柿の葉寿司を食べたことはありますか?最近は京都や大阪の駅弁、特に近鉄が停まる駅の多くで色々製造元の柿の葉寿司が買えます。最近は大きさも普通の握りずしくらいの大きさで、鯖とかサーモンを酢飯の上に載せて、柿の若葉で包んだのが商品になっています。
私が小さな頃、もう30年くらい前ですね。(30年と書くと本人もびっくり、年取ったもんだ。)お袋の田舎の親戚がもって来てくれた、柿の葉寿司は、今の3倍くらい大きく、匂いも独特の物でした。もともと柿の葉寿司は保存食で、奈良の真ん中にある吉野は海からも遠く、たまに手に入る魚は貴重品。魚は、紀伊半島の南の先、熊野から街道を延々と運ばれてくる塩漬けの魚であったそうです。お袋の小さな頃(戦前)では、そのような魚の行商人が時々村に来ていたということです。その塩漬けの鯖を使用して、殺菌効果のある柿の葉に包んで何重にも積み重ね、重しをして、少し発酵した「なれ寿司」にしたのが、もともとの柿の葉寿司です。

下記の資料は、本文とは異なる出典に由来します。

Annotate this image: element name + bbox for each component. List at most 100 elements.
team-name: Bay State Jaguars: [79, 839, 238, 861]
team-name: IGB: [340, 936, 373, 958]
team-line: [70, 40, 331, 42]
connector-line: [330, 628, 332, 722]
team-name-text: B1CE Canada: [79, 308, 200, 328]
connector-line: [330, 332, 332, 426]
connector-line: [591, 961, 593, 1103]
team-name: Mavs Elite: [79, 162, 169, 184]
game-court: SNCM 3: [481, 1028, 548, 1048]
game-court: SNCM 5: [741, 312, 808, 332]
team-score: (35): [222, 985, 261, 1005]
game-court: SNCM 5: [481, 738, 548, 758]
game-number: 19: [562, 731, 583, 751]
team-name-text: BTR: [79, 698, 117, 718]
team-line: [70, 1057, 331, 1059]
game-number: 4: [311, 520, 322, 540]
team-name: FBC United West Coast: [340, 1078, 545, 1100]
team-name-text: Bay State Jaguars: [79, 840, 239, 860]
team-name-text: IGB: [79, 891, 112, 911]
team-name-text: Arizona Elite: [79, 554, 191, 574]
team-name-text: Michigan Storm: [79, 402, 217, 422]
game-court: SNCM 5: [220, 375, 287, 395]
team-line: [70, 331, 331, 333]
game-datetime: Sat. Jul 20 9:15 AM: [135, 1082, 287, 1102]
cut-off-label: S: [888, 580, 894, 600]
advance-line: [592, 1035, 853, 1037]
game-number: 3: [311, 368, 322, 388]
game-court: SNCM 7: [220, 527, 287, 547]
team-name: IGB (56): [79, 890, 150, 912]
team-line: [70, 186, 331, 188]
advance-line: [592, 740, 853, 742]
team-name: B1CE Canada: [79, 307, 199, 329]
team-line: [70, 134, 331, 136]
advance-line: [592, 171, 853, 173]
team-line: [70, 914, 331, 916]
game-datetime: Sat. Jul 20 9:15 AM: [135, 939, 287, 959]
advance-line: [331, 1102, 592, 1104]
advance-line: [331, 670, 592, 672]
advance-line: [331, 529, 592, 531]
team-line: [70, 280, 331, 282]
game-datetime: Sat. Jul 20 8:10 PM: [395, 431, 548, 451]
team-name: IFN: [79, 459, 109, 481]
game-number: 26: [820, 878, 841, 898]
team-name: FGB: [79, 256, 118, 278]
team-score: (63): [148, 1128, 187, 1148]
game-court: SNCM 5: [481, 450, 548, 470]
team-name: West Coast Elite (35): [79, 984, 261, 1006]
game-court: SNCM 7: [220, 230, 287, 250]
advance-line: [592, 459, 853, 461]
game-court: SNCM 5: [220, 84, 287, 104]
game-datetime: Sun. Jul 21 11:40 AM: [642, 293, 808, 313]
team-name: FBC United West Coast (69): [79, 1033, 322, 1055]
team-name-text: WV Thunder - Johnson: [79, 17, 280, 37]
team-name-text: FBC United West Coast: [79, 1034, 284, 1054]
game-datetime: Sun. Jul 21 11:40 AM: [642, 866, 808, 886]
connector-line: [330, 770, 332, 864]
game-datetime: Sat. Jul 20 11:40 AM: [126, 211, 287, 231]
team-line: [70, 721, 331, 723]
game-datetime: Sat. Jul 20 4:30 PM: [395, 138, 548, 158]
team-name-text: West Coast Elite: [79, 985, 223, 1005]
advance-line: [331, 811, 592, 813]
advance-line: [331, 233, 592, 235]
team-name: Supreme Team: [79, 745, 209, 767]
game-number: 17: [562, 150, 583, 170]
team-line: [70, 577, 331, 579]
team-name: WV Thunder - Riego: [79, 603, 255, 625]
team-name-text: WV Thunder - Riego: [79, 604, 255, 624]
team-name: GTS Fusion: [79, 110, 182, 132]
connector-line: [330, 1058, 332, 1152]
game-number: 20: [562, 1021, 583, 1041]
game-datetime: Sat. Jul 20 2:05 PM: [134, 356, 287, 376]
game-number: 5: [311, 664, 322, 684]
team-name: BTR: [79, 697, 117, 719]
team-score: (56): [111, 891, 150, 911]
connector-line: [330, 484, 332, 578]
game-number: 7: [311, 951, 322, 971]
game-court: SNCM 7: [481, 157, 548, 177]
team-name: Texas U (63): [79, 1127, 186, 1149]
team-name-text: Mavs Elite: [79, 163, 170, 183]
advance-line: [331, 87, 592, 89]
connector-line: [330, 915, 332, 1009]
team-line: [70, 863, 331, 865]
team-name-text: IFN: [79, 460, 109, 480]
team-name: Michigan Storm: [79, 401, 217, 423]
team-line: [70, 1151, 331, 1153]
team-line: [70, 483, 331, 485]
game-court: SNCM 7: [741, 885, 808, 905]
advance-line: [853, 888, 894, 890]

私が子供の頃、この大きな柿の葉寿司を、お袋の親戚は吉野杉で作った箱の両端を紐で縛って重し代わりにできる、柿の葉寿司専用の箱に入れて届けてくれたのが思い出されます。最初は独特の匂いでなかなか食べれなかったのですが、慣れれば柿の葉と、杉の香りが染込んだ、大きな寿司が大好物になりました。柿の葉寿司を作るのが一番上手だったのは、お袋のお姉さん。毎年初夏に届くのを私もお袋も、親父も楽しみにしていました。
お袋のお姉さんは、昨年他界、この柿の葉寿司をほお張って酒を飲んでいた私の親父も随分前に他界。柿の葉寿司は私にとっては思い出の食べ物です。
もう一度食べたいな。でかい柿の葉寿司。